隣にはクロエがいて、まだ気持ちよさそうに眠っていた。猫みたいに。
2人の寝室は別々にあって、ラインはユーデュロイとペイズリーと同じ部屋だがクに呼ばれたときだけここで眠っている。
早朝。いつもクロエの起床時間くらいかと思ったが、クロエの起きる気配はない。
同じくらいに目が覚めたらよかったのに。
起きだす気もない。かといってもう一度眠れそうでもなかった。クロエが後から起きたら朝食を一緒に作ろうか。
うすくてあたたかい掛布は先日本城にクリーニングとして出していて、今日のは分厚いものだ。

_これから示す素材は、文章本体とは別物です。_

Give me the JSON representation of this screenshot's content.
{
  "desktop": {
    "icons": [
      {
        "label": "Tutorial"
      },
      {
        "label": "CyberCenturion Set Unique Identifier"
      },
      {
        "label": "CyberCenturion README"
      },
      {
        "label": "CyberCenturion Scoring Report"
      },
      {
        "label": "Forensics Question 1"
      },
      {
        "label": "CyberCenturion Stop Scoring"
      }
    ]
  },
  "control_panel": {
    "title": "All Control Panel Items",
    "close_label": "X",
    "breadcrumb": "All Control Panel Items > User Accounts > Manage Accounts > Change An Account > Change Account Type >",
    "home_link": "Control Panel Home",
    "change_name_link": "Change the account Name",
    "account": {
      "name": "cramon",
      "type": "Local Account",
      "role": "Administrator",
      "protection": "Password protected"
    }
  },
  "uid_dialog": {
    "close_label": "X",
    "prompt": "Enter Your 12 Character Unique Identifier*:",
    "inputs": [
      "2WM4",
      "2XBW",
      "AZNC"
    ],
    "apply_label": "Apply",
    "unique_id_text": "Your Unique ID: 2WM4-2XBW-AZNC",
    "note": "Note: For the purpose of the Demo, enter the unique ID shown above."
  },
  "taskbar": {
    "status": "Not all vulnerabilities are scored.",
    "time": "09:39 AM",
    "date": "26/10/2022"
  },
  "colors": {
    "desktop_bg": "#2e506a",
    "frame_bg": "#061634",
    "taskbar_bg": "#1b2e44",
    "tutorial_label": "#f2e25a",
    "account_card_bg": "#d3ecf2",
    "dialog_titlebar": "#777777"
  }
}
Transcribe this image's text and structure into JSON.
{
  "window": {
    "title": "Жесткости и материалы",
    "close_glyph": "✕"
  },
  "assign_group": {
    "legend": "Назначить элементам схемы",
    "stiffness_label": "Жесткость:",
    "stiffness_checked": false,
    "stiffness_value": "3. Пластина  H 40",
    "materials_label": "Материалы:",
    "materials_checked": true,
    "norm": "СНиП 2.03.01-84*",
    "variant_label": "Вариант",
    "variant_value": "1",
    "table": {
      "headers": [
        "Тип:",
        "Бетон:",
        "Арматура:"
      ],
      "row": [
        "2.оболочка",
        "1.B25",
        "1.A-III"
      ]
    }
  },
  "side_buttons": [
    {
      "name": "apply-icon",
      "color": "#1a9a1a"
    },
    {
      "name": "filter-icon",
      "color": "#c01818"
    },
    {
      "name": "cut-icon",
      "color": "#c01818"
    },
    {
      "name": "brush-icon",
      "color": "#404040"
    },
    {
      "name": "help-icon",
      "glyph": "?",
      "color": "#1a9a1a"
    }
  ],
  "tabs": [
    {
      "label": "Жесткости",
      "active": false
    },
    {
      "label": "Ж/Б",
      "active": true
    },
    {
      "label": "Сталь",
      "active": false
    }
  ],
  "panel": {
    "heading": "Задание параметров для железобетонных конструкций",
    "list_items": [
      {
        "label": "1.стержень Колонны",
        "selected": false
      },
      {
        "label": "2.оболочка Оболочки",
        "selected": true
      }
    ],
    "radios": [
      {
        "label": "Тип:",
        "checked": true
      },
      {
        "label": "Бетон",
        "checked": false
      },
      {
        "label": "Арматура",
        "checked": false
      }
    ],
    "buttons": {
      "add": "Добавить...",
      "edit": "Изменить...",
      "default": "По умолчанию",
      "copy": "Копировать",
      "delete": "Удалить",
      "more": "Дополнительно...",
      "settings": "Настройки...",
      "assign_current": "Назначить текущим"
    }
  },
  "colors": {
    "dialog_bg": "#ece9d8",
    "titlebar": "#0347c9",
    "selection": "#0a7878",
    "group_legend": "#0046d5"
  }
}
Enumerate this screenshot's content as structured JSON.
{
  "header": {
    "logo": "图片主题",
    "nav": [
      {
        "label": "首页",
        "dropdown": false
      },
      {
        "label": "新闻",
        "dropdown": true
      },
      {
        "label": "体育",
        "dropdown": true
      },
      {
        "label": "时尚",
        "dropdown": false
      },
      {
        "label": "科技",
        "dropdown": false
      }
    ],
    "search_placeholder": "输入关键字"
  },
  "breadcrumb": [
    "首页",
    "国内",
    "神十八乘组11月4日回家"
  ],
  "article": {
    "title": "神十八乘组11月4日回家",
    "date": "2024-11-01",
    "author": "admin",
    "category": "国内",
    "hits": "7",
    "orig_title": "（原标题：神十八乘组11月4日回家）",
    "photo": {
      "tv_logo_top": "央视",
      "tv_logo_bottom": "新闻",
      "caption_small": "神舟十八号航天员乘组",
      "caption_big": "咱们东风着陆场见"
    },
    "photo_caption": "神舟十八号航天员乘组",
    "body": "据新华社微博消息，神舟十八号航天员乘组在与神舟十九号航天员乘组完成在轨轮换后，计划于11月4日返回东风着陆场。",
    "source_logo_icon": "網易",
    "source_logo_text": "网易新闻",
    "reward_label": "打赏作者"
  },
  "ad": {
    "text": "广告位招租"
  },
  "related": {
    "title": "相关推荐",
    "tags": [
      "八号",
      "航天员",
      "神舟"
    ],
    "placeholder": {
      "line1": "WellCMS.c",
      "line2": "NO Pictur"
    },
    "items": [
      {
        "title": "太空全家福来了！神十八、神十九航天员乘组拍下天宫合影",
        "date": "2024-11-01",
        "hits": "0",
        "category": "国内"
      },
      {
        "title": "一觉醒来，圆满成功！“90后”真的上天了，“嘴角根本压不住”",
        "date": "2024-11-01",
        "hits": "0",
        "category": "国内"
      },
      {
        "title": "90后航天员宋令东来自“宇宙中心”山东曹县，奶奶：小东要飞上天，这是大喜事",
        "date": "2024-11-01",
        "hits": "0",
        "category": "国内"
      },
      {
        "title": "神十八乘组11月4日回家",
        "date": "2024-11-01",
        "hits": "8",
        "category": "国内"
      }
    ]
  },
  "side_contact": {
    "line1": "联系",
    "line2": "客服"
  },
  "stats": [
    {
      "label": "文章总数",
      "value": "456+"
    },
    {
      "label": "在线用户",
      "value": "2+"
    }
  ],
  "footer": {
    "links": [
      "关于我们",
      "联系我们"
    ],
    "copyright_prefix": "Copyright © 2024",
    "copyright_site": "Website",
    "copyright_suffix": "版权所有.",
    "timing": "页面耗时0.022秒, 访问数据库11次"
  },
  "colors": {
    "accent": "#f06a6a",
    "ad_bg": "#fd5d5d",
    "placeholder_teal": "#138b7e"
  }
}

薄いのとはまた違ったあたたかさがあった。
クロエの寝顔は目つきの悪さが弱まり、幼さが表れる。
ラインはそれを微笑ましくみていた。
―――と。
クロエの頬に一筋の水が通った。
涙。
「クロエ…?」
起きていないことを知りつつも声をかける。やはり返事はなかった。
たまに、クロエは寝ているのに泣くのだ。
7年近く一緒にいるのに、ラインはクロエのことをよく知らない。過去。弟のワインの存在だって本人が現れてから知ったのだから。